Description of constant

Let $f$ be a $C^1$ convex function with $L$-Lipschitz gradient. We assume black-box access to the function and its gradient. Gradient descent will converge to a global minimum with an appropriate choice of step size $s$: $x_{k+1} := x_k - s\cdot \nabla f(x_k)$. In general, $s$ can be chosen to vary with the step $k$. The function gap $f(x_k) - \inf f$, will then converge like $O(k^{-c})$ for some exponent $c$ where $k$ is the iteration counter. While fixed step sizes achieve $c=1$, complicated patterns of increasing and decreasing step sizes can lead to improved rates of convergence, increasing the exponent.

The constant $C_{35}$ is the supremum of exponents $c$ such that there exists a step schedule $s : \mathbb{N} \to \mathbb{R}$ so that vanilla gradient descent has a worst-case convergence of $O(k^{-c})$.

Known upper bounds

Bound	Reference	Comments
2	Folklore	See, e.g., [N2014]

Known lower bounds

Bound	Reference	Comments
1	Folklore	Achieved by constant step sizes. See, e.g., [B2015].
1.0564	[GSW23]	Nonconstant, fractal pattern
1.178	[GPR23]	Found by computer search on schedules of size 50
1.271	[AP24]	$\log_2(1+\sqrt{2})$, the “Silver schedule”

References

[AP24] Jason M Altschuler and Pablo A Parrilo. Acceleration by stepsize hedging: Silver stepsize schedule for smooth convex optimization. Mathematical Programming, pages 1–14, 2024.
[B2015] Dimitri P. Bertsekas.

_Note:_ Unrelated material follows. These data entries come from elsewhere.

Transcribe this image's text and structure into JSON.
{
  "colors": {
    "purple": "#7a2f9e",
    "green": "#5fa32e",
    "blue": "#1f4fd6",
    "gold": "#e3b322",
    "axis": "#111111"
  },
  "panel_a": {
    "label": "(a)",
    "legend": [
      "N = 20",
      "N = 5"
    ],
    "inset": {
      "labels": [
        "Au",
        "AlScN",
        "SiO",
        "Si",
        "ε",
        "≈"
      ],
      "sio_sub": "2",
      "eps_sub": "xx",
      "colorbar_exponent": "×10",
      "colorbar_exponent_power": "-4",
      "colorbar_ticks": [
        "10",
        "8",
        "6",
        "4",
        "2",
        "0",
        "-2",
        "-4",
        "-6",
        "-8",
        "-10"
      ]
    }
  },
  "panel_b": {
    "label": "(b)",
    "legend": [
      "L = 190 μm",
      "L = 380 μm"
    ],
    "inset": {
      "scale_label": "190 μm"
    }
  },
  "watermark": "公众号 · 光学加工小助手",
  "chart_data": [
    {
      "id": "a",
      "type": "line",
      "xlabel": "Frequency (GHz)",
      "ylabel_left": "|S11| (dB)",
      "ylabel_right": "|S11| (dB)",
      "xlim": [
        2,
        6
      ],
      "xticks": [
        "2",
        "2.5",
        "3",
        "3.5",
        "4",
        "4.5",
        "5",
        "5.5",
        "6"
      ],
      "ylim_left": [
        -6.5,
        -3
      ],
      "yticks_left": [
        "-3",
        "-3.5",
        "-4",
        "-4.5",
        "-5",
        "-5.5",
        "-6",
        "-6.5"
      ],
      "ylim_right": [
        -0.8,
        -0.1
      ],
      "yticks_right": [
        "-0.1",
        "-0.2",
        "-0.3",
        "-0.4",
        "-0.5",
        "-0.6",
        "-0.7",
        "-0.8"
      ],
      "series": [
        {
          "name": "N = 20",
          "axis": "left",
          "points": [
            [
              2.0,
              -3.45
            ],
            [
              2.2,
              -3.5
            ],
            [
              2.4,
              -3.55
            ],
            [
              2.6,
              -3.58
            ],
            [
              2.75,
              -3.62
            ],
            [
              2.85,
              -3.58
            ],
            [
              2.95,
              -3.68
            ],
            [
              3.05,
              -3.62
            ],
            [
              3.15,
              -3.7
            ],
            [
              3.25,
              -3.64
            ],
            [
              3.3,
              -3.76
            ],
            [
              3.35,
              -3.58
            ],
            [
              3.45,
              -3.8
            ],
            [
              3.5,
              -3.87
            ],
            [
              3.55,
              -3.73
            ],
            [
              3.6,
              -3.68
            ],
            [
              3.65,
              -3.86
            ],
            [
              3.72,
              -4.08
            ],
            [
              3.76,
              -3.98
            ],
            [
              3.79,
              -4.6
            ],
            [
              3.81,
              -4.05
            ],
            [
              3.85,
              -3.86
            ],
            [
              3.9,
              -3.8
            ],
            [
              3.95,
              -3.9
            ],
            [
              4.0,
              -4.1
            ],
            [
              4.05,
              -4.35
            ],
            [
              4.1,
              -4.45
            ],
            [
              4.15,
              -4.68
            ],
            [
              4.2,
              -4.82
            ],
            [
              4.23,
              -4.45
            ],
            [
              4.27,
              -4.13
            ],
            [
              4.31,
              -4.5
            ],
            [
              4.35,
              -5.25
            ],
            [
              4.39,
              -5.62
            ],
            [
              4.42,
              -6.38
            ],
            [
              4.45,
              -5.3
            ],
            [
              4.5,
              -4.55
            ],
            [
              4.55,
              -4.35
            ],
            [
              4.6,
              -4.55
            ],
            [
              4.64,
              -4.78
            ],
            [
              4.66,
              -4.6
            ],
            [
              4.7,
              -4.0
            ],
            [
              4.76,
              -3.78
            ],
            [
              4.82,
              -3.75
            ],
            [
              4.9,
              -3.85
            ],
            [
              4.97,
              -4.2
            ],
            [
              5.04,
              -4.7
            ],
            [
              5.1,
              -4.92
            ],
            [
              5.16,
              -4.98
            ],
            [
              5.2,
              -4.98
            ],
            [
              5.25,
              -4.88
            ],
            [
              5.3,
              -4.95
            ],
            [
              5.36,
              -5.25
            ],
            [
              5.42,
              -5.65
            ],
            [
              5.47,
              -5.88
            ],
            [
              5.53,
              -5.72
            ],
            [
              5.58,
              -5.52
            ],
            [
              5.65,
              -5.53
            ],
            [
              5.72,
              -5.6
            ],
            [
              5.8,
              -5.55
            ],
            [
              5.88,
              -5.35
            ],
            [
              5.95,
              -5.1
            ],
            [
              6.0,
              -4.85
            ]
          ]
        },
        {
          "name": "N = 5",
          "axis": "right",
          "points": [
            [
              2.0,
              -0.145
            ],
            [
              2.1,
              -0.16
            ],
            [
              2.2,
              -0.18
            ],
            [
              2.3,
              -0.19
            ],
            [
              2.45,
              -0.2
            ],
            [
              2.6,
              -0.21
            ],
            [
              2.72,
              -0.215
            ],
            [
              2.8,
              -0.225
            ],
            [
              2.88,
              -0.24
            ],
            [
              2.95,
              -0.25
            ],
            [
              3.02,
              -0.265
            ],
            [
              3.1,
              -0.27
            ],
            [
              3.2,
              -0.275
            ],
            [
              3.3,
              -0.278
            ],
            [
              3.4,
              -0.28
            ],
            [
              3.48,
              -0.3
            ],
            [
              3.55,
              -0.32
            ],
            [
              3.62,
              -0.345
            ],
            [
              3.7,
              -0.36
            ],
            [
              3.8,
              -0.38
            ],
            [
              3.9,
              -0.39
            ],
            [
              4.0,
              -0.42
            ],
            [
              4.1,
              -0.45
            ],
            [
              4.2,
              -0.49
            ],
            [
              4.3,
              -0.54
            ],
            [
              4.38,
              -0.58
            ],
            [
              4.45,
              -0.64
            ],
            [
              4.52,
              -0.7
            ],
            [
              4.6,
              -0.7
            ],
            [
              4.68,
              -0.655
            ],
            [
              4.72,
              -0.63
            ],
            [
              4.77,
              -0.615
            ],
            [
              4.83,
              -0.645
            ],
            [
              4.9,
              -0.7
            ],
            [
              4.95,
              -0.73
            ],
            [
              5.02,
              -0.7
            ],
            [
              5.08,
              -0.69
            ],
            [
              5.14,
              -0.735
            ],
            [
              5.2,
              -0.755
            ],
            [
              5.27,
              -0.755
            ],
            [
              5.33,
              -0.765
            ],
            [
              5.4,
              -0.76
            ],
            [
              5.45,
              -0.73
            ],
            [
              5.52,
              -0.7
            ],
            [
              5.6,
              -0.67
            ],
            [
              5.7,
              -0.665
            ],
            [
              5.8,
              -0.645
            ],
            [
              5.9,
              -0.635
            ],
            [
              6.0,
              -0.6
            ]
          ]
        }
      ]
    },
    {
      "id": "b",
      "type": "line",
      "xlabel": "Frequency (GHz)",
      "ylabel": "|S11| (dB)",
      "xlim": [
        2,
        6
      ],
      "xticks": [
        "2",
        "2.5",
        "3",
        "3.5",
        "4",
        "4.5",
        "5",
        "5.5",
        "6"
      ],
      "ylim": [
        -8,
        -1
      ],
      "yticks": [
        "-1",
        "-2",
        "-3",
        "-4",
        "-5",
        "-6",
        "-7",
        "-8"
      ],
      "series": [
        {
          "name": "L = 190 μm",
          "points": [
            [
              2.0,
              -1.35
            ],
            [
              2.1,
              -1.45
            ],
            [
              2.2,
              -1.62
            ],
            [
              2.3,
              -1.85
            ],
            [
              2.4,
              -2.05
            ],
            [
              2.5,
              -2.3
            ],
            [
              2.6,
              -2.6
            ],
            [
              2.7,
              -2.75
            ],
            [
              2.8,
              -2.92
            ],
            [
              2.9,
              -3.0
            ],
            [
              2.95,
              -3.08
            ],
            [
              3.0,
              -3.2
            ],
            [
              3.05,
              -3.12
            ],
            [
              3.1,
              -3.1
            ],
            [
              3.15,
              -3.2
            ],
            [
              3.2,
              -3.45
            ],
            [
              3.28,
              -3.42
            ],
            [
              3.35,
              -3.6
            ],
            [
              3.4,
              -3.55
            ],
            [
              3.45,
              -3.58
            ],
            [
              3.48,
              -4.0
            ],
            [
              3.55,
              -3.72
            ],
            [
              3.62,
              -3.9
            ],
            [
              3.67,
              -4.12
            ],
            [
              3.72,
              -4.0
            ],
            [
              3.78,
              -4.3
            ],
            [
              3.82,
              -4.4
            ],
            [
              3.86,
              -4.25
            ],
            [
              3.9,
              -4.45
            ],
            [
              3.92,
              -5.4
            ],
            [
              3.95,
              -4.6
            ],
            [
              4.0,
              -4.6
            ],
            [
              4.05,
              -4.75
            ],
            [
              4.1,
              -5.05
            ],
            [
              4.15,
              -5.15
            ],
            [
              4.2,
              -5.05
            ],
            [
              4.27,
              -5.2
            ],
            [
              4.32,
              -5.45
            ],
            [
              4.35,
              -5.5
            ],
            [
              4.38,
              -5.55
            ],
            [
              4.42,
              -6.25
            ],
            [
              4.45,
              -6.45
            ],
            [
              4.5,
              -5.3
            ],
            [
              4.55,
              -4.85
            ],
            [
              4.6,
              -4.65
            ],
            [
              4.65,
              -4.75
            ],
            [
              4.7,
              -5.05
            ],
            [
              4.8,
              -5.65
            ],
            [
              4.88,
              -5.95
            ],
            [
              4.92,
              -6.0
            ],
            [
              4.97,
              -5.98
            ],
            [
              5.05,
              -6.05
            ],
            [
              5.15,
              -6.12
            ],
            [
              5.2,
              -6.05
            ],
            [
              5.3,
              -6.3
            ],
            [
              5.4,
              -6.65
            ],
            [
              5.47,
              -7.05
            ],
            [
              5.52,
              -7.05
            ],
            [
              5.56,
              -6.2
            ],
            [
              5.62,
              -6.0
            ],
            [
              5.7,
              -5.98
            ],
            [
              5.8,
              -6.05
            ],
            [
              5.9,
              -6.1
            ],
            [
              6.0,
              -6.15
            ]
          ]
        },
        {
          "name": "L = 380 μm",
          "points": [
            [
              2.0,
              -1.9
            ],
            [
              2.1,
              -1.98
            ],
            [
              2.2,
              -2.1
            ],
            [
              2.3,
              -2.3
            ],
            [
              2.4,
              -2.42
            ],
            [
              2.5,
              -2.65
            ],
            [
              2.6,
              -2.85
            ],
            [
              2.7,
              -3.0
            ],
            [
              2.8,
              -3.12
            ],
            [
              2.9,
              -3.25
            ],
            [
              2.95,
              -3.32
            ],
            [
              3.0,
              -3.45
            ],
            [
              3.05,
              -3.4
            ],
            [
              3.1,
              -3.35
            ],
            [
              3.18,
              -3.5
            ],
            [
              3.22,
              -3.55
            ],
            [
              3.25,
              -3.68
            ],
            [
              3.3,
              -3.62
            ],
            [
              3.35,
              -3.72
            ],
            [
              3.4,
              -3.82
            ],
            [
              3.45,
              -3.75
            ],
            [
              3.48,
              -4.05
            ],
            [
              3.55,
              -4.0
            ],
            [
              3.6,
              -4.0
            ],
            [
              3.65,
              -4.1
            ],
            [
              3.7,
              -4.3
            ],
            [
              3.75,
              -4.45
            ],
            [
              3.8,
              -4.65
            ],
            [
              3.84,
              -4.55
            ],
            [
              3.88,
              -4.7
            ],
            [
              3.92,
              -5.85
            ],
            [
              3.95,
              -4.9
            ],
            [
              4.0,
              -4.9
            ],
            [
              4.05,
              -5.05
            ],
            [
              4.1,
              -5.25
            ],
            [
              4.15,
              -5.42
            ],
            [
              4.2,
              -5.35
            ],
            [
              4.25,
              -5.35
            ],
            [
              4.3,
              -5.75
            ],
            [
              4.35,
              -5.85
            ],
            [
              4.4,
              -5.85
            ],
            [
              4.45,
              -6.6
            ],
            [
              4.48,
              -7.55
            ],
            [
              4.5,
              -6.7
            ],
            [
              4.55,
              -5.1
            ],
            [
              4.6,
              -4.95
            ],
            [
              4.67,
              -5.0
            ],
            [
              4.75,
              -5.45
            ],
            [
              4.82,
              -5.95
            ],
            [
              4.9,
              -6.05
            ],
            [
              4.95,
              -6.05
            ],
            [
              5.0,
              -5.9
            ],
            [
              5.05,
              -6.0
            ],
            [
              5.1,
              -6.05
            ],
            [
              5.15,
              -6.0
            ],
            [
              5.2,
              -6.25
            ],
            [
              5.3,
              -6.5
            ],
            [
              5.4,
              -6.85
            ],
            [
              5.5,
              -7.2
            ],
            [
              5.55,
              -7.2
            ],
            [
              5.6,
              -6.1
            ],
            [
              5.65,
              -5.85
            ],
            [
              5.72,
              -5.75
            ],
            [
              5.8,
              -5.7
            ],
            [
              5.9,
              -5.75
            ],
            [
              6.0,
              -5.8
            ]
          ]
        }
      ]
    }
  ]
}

Convex optimization algorithms. 2015.
[GPR23] Shuvomoy Das Gupta, Bart P.G. Van Parys, and Ernest Ryu. Branch-and-bound performance estimation programming: A unified methodology for constructing optimal optimization methods. Mathematical Programming, 2023
[GSW23] Benjamin Grimmer, Kevin Shu, and Alex L. Wang. Accelerated Gradient Descent via Long Steps. arXiv:2309.09961
[N2014] Yurii Nesterov. Introductory Lectures on Convex Optimization: A Basic Course. Springer Publishing Company, Incorporated, 1 edition, 2014.